Publié le 07 avril 2011 par Mmepastel
Un chef-d’oeuvre poisseux : Soudain l’été...

Un chef-d’oeuvre poisseux : Soudain l’été dernier.

J’ai revu avec la même émotion ce film de Joseph L. Mankievicz dimanche soir, lors de la soirée hommage d’Arte à Elizabeth Taylor. Ce film possède vraiment une force inouïe, une violence incroyable.

Ce qui est passionnant dans cette histoire (adaptée d’une pièce de Tennessee Williams, expert en passions humaines et en rapports pervers entre les êtres), c’est la rivalité de deux femmes. Surtout quand elles sont jouées par deux immenses actrices : Katharine Hepburn et Elizabeth Taylor. L’une essaie d’étouffer un secret, l’autre essaie de s’en délester, articulant leurs souffrances réciproques autour du fameux Sebastian, le fils/cousin adulé et solaire disparu dans des circonstances obscures ; il ne sera jamais montré à l’écran : son identité -sexuelle justement- est précisément ce qui fait problème, mais sera présent dans toutes les conversations.

Dans l’image que vous voyez ci-dessus, on voit toute la dramaturgie graphique et efficace du cinéaste : la jeune Catherine, assoupie innocemment sur le lit est surplombée par deux êtres menaçants : la mère prédatrice qui sait que Catherine a compris la vraie nature de son fils (et donc de son lien avec celui-ci) et le docteur Cukrowicz (dont les intentions sont bonnes) mais qui possède le pouvoir de lobotomiser les malades et qui se voit pressé de toutes parts pour le faire sur Catherine. 

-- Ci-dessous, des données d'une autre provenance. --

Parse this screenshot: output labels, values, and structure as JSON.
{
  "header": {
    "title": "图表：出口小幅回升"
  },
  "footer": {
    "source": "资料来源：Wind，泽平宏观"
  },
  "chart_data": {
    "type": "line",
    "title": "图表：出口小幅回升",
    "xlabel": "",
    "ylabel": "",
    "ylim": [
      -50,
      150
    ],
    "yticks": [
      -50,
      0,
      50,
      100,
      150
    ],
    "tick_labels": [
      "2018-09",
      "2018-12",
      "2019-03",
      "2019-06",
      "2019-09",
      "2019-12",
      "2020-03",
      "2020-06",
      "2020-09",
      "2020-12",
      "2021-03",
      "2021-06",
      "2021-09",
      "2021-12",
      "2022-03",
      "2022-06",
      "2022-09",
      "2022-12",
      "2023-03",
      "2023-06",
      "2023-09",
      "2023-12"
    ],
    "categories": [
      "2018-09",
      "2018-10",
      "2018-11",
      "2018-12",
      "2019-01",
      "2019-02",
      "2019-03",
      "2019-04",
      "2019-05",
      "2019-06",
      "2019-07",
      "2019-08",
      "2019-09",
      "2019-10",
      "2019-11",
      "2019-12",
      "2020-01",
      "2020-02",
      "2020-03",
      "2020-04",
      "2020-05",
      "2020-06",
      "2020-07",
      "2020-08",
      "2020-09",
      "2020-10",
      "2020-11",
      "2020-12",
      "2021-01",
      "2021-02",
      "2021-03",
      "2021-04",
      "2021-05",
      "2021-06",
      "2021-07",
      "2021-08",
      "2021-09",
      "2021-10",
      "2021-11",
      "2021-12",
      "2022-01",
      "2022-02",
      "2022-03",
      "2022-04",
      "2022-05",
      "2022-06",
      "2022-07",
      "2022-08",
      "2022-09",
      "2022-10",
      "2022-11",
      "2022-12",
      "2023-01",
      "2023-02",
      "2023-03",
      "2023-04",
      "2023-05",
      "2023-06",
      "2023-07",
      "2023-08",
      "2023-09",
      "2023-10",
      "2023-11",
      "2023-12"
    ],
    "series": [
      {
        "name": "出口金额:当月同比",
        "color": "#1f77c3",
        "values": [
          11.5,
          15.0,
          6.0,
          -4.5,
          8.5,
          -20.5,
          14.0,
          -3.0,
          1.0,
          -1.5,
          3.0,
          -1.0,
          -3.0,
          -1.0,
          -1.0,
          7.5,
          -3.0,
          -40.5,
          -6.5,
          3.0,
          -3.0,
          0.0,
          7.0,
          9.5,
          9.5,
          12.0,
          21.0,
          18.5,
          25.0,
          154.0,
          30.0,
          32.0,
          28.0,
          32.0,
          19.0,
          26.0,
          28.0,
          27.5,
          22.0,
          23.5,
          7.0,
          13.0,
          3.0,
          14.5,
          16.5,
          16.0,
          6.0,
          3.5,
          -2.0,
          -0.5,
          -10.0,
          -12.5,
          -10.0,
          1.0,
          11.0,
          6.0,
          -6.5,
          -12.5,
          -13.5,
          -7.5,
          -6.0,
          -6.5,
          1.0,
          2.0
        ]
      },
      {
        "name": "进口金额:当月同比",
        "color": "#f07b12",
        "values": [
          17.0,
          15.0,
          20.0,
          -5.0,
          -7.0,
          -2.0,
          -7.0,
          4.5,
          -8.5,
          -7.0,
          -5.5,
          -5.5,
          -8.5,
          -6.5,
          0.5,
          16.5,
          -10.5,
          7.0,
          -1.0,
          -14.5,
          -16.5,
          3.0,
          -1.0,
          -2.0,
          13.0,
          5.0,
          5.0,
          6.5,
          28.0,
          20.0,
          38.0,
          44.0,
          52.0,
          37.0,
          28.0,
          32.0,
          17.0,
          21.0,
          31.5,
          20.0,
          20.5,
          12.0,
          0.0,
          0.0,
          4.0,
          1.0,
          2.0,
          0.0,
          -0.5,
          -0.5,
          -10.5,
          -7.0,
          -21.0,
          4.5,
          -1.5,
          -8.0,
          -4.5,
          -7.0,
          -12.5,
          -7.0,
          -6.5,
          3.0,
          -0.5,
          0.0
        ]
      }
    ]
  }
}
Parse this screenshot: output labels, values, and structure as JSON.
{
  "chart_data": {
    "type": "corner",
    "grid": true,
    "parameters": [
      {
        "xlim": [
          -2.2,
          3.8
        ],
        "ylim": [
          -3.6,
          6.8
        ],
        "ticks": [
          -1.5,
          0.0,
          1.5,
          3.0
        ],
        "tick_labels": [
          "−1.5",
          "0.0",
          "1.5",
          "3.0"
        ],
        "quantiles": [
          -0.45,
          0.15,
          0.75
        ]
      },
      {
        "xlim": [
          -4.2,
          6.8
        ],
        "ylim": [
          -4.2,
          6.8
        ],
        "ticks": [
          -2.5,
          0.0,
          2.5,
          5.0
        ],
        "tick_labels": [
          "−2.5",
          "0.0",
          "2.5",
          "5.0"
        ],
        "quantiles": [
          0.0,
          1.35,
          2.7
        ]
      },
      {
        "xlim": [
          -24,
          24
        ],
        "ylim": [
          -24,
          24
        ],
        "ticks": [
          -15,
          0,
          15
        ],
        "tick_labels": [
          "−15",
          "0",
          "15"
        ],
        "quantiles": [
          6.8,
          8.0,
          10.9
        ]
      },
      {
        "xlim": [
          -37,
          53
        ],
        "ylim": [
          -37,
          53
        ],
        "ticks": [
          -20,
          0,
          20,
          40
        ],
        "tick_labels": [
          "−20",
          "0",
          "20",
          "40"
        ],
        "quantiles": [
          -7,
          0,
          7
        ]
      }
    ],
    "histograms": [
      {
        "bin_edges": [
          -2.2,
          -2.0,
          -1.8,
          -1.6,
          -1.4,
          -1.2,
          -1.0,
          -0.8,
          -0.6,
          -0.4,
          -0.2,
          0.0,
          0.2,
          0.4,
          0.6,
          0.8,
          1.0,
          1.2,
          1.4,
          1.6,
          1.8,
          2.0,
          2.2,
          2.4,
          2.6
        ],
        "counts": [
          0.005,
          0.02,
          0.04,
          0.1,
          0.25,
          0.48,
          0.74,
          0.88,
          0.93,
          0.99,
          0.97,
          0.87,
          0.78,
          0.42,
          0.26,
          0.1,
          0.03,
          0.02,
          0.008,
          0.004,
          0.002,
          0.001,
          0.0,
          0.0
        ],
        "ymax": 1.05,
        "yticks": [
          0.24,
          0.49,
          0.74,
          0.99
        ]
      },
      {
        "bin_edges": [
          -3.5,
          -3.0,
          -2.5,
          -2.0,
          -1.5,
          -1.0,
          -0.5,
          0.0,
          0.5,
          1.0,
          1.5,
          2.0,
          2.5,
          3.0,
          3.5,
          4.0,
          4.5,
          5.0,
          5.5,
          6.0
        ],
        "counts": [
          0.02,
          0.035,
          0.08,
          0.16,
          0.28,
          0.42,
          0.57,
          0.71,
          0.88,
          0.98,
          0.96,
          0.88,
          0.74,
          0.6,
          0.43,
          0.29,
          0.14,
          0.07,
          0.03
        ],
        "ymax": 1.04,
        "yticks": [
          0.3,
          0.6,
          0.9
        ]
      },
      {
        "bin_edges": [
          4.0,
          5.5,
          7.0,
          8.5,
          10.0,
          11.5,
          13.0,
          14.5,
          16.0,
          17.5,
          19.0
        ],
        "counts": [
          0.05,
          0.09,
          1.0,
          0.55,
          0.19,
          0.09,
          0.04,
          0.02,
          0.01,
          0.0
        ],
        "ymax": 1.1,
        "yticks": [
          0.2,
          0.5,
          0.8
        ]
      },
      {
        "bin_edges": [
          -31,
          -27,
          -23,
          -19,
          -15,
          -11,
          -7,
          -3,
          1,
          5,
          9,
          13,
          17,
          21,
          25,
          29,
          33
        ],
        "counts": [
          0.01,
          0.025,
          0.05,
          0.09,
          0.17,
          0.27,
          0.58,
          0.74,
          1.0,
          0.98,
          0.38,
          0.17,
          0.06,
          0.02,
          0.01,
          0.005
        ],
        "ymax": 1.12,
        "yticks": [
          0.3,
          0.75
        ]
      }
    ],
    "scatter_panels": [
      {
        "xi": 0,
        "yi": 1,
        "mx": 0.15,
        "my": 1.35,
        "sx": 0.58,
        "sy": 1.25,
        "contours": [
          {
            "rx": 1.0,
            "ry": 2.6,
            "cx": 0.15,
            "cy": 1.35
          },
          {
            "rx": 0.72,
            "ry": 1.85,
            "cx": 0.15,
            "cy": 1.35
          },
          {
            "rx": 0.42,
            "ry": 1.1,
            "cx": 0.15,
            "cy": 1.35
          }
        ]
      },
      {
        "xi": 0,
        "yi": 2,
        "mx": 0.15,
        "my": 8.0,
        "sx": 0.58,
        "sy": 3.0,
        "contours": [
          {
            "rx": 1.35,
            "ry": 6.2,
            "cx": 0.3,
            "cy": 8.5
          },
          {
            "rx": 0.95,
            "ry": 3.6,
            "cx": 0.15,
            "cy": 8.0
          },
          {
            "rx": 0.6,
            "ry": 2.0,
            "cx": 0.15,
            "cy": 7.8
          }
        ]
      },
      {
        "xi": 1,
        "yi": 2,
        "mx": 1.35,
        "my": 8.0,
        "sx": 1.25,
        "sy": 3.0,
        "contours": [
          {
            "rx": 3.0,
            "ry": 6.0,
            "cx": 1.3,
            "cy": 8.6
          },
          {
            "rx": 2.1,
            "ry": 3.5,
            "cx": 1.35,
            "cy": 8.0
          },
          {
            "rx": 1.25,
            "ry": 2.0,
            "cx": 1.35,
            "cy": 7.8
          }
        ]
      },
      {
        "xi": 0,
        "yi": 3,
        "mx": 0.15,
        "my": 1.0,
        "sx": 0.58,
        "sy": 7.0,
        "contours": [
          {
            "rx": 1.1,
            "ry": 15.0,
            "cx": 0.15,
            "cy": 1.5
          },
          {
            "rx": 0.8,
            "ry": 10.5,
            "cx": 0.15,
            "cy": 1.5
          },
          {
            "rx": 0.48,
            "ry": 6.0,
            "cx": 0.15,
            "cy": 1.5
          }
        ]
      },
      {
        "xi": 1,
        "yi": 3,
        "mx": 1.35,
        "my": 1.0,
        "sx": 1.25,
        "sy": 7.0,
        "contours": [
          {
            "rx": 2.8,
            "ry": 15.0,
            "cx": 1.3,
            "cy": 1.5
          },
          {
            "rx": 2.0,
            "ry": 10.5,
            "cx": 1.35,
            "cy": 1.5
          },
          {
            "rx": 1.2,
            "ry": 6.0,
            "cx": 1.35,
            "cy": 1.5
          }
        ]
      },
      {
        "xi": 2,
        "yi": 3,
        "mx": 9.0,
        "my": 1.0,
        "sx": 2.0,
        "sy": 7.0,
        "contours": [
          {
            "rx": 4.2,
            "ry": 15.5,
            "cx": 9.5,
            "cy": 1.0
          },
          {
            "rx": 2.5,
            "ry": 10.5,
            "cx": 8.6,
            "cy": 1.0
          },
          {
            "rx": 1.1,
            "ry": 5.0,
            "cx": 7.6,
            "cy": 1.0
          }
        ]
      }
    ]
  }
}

Comme les jeunes tortues des Galapagos dévorées par des oiseaux prédateurs qu’évoquait Violette (Katharine Hepburn) lors de sa rencontre avec le neuro-chirurgien, Catherine apparaît donc comme une victime au-dessus de laquelle plane le danger. Cette violence de la nature est un thème récurrent du film : Catherine, dans l’hôpital psychiatrique, se retrouve à un moment, menacée par la foule des malades mentaux hommes ; sa beauté, sa féminité excitent le désir masculin : sur une passerelle, coincée, elle se fait agripper les chevilles. Voilà une scène où la violence du désir est montrée crument : les psychotiques n’incarnent-ils pas l’homme sans surmoi, sans garde-fou, livré sans retenue à ses pulsions ? Après elle est seulement dite (l’agression subie par Catherine dans une clairière, l’excitation des jeunes espagnols face à sa tenue de bain provocante), ou suggérée (Catherine suggère que Sebastian consommait les jeunes hommes sans circonvolutions inutiles). Violence qui se retournera finalement contre Sebastian dans la scène finale puisque, telle une jeune tortue face à ses prédateurs, il se fera lui aussi quasiment dévorer par les jeunes de la Cabeza de Lobo (=La tête de loup), affamés et pauvres, excités par cet américain ambigu et fortuné. La violence du désir sexuel est donc confondue avec la celle de la faim, c’est-à-dire avec des instincts et des pulsions naturels. C’est une vision sans appel de la nature humaine, qui n’a rien de plus civilisé que celle des oiseaux prédateurs.

Les deux actrices principales sont tout simplement extraordinaires.